KOMPAS.com – Keberadaan teknologi digital membawa pengaruh besar terhadap kehidupan manusia lantaran mampu mempermudah berbagai aktivitas. Salah satunya dalam hal kemudahan mencari informasi.
Meski begitu, hal tersebut bak pedang bermata dua. Di balik kemudahan akses terhadap informasi, teknologi digital juga membuat seseorang lebih rentan terpapar berita palsu atau hoaks.
Hal tersebut terbukti dari banyaknya masyarakat Indonesia yang masih mudah percaya terhadap berita bohong.
Oleh karena itu, diperlukan literasi digital yang baik bagi setiap orang agar dapat terhindar dari penyebaran hoaks.
Hal tersebut disampaikan oleh Finalis Abang None Jakarta Selatan 2020 Shafa Lubis dalam web seminar(webinar) #MakinCakapDigital dengan tema “Bersama Lawan Kabar Bohong (Hoaks)”, Rabu (1/9/2021).

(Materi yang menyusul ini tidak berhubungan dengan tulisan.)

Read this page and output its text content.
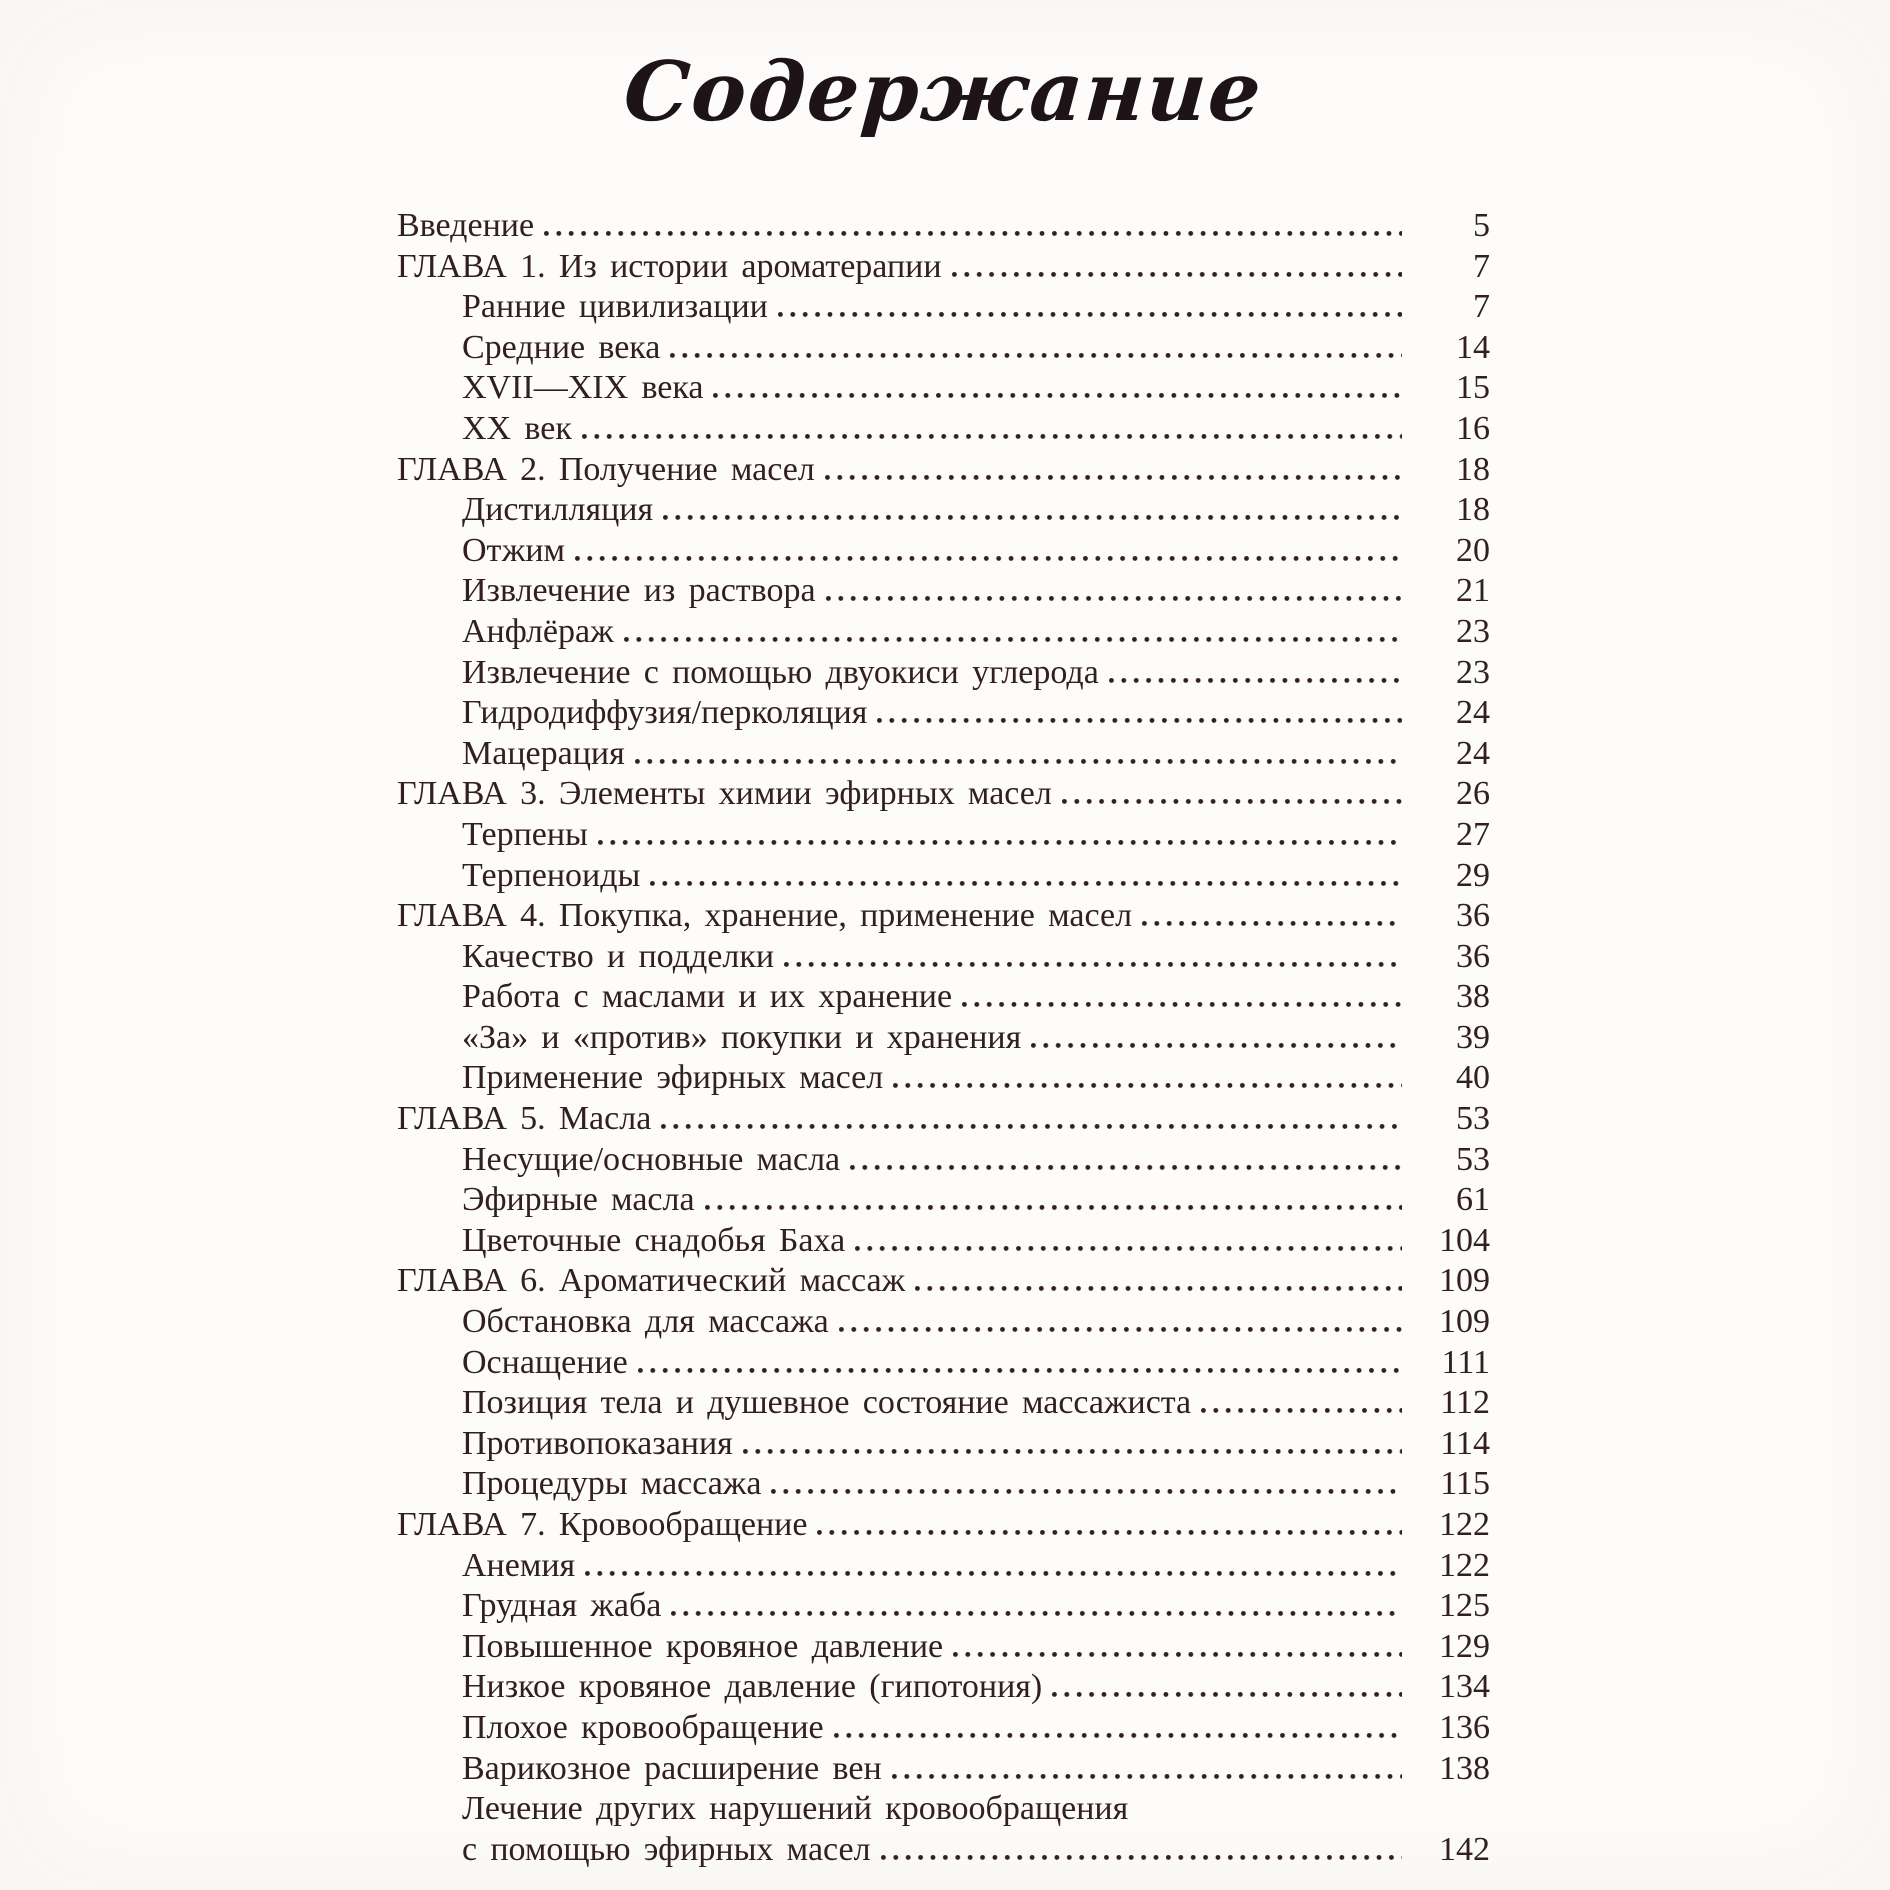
Содержание
Введение	5
ГЛАВА 1. Из истории ароматерапии	7
Ранние цивилизации	7
Средние века	14
XVII—XIX века	15
XX век	16
ГЛАВА 2. Получение масел	18
Дистилляция	18
Отжим	20
Извлечение из раствора	21
Анфлёраж	23
Извлечение с помощью двуокиси углерода	23
Гидродиффузия/перколяция	24
Мацерация	24
ГЛАВА 3. Элементы химии эфирных масел	26
Терпены	27
Терпеноиды	29
ГЛАВА 4. Покупка, хранение, применение масел	36
Качество и подделки	36
Работа с маслами и их хранение	38
«За» и «против» покупки и хранения	39
Применение эфирных масел	40
ГЛАВА 5. Масла	53
Несущие/основные масла	53
Эфирные масла	61
Цветочные снадобья Баха	104
ГЛАВА 6. Ароматический массаж	109
Обстановка для массажа	109
Оснащение	111
Позиция тела и душевное состояние массажиста	112
Противопоказания	114
Процедуры массажа	115
ГЛАВА 7. Кровообращение	122
Анемия	122
Грудная жаба	125
Повышенное кровяное давление	129
Низкое кровяное давление (гипотония)	134
Плохое кровообращение	136
Варикозное расширение вен	138
Лечение других нарушений кровообращения
с помощью эфирных масел	142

Sebagai informasi, webinar "Bersama Lawan Kabar Bohong (Hoaks)" merupakan seri webinar yang diadakan oleh Kementerian Komunikasi dan Informatika (Kemenkominfo) yang bekerja sama dengan Jaringan Pegiat Literasi Digital (Japelidi) dan Siberkreasi Gerakan Nasional Literasi Digital untuk memperkuat literasi digital di masyarakat.
Shafa mengatakan, saat ini, dirinya kerap menemukan berbagai berita palsu di ranah digital.
Oleh karena itu, ia meminta masyarakat agar mengecek terlebih dahulu sumber berita tersebut guna memastikan validitasnya.
“Saat ini, banyak sekali fitur-fitur gratis di internet yang bisa digunakan untuk belajar. Kalau kita punya media sosial, kita harus pintar dalam memilih dan mengikuti akun yang menyebarkan berita benar serta konten yang positif. Selain itu, unfollow dan blokir akun yang menyebarkan berita-berita hoaks dan negatif,” ujar Shafa dalam keterangan tertulis yang diterima Kompas.com, Senin (27/9/2021).
Di sisi lain, founder dan CEO PT Malline Teknologi Internasional Samuel Berrit Olam mengatakan, Indonesia merupakan negara dengan jumlah pengguna internet terbesar di dunia yang hampir semua penggunanya terpapar oleh hoaks.
“Masyarakat Indonesia paling banyak aktif di internet, terutama di media sosial, seperti YouTube, WhatsApp, dan Facebook. Hoaks paling banyak ditemukan di WhatsApp dan Facebook. (Hoaks) biasanya muncul dalam bentuk satir atau parodi yang dibuat untuk merugikan orang lain,” kata Samuel.
Oleh karena itu, Samuel mengajak masyarakat untuk dapat mengenali ciri dari hoaks. Menurutnya, pelaku hoaks kerap membingkai informasi palsu dengan sebuah isu.
Selain itu, informasi yang disebarkan kerap meniru berita dari sumber lain yang kemudian dipelintir hingga berbeda dari aslinya.
“Konten atau informasi itu (hoaks) 100 persen palsu dan dibuat untuk menipu orang lain. Adapun istilah keterkaitan yang salah, yaitu konten yang tidak berkaitan antara yang satu dengan yang lain dan ini bertujuan pada keuntungan konvensional,” jelasnya.
Saat ini, lanjut Samuel, terdapat juga infodemik yang berhubungan dengan suatu penyakit, yakni seperti berita hoaks terkait situasi pandemi Covid-19.
Terkait cara mengontrol diri agar dapat terhindari atau mengatasi pengaruh hoaks, Samuel mengatakan, cara terbaik mengatasi hal itu adalah jangan sekali pun memberi like, membagikan, atau mengomentari akun yang menyebar berita tersebut.
“Jangan kita ikut-ikutan komen di unggahannya. Kalau kita masuk ke dalam media sosialnya, kita bisa saja terpengaruhi oleh konten-kontennya,” kata Samuel.
Sebagai informasi, webinar “Bersama Lawan Kabar Bohong (Hoaks)” merupakan salah satu rangkaian kegiatan literasi digital yang diadakan di Kota Jakarta Selatan.
Masyarakat yang ingin menambah wawasan dan pengetahuan mengenai literasi digital dapat mengikuti kegiatan webinar tersebut.
Kegiatan webinar itu diharapkan dapat mengundang banyak partisipan dan dukungan banyak pihak agar dapat terselenggara dengan baik. Pasalnya, program literasi yang digagas Kemenkominfo tersebut ditargetkan dapat menjaring 12,5 juta partisipan.